Interior

Flatiron Loft

A personal apartment in New York that balances raw industrial bones with deliberate warmth

Lea Cojot converts a Flatiron District loft around original terracotta columns, adding a Calacatta Malva marble island and art collected from her mother's Paris gallery.

Lea Cojot, founder of Cojot Designs, reshaped her own 2,400-square-foot loft in Manhattan's Flatiron District into a private residence that reflects a decade spent designing for Soho House and Rockwell Group.

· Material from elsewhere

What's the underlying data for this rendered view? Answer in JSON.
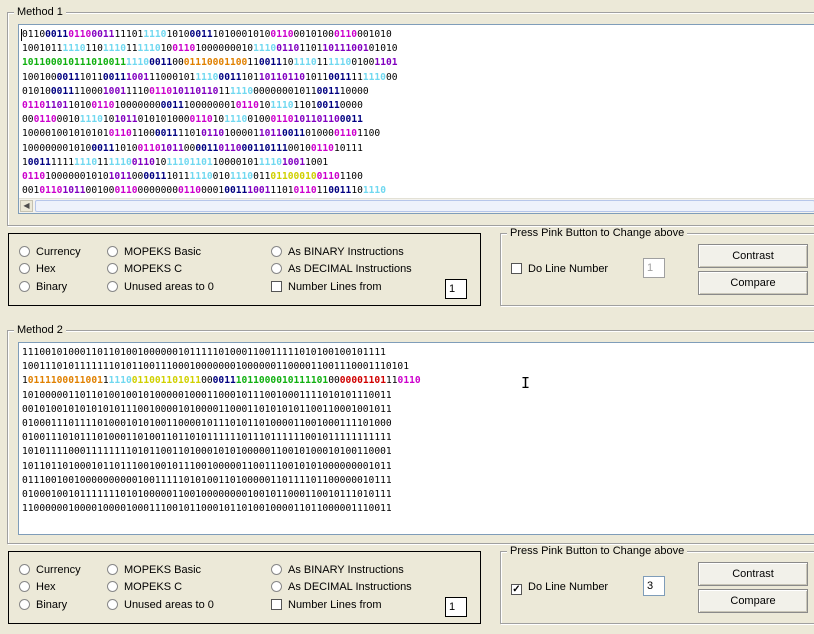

The pre-war building keeps its original terracotta columns, exposed brick, and heavy timber ceilings. All ten windows line a single wall, flooding the long rectangle with southern light while limiting layout options. Cojot solved this by relocating the front door, freeing the far end for a continuous primary suite that runs from bedroom through dressing area to bath.

The great room centers on a kitchen island built from eight slabs of Calacatta Malva marble. Each slab steps down in thickness toward the edges, turning a functional block into a sculptural presence. Blackened steel frames the millwork; oak floors run throughout. A Lawson-Fenning chaise, reupholstered in custom Jim Thompson silk, sits beside an India Mahdavi Bishop side table in pale pink resin. Vintage pieces from Paris and Los Angeles mix with new designs chosen for comfort rather than display.

Art comes mostly from Cojot's mother's gallery in Paris: large abstract paintings and photographs that add color against the neutral envelope. The loft holds terracotta columns, Calacatta Malva marble, blackened steel, and a collection of furniture and art gathered across two continents within a single pre-war shell.